Lloyd’s of London Say A Brexit Would Make Business Less Appealing To Investors

Lloyd's of London Building

The company is in the process of establishing plans to relocate offices within the European Union in case of Brexit.

Chairman of Lloyd’s of London,  John Nelson stated that the company would be of less interest to shareholders outside Britain if the country casts its vote to make an exit from European Union. The comment came as the group reported that it had incurred a drop in profit last year.

Nelson also added that the company is in the process of establishing plans to relocate offices within the European Union in case of Brexit. Lloyd’s of London currently hold a group of 80 insurance companies in London.
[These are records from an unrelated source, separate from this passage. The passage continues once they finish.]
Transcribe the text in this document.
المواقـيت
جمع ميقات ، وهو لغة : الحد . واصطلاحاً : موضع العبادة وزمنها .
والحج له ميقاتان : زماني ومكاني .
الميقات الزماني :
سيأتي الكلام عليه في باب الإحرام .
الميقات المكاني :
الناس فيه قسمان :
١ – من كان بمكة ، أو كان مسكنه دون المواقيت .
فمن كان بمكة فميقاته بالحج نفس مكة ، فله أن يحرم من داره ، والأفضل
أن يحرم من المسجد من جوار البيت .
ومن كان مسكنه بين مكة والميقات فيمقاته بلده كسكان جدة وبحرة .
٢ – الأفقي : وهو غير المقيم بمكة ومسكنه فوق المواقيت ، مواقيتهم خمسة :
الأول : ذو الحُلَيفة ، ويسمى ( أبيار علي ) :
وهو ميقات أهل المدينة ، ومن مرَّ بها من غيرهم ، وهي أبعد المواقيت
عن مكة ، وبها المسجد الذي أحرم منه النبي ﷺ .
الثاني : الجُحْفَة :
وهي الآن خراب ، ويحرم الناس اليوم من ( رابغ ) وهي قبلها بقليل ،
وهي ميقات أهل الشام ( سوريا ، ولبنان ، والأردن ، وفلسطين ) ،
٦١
Lloyd’s has received investments from the United States and Asia over the last few years. The company also specializes in marine, energy and aviation and develops insurance for businesses globally.

Nelson said:

“About 90 percent of our capital and business comes from outside the UK. It would diminish our attraction as a market to invest in if we were not part of the EU.”

On June 23, Britons will cast their vote in a referendum on EU membership and if having made the decision to exit the EU it would create hurdles to sell insurance into the EU without having any territorial presence.

He also said:

“We would have to restructure bits of our business, which would probably mean more representative offices to qualify within the EU, which would be expensive.”

Lloyd’s of London indicated a 30 per cent decline on profits before tax in 2015 to £2.1 billion, as affected by lower in investment returns and challenging prices.

Nelson added that investment on returns had shrunk to £400 million from £1 billion in 2014 and this trend is expected to continue:

“In the industry generally, you will see a new norm of low investment returns.”

Negative interest rates have meant that a few insurers have taken on risky investment gambles in the Euro zone, especially in sectors such as real estate and emerging marketing debt.

Nelson also stated that Lloyd’s is required to retain most of its assets in cash investments and has a very narrow scope to expand.
The market’s return on capital came down to 9.1 per cent from 14.1 per cent in the previous year and its combined ratio, a portion of underwriting profitability, slowed down to 90 per cent from 88.4 percent in 2014.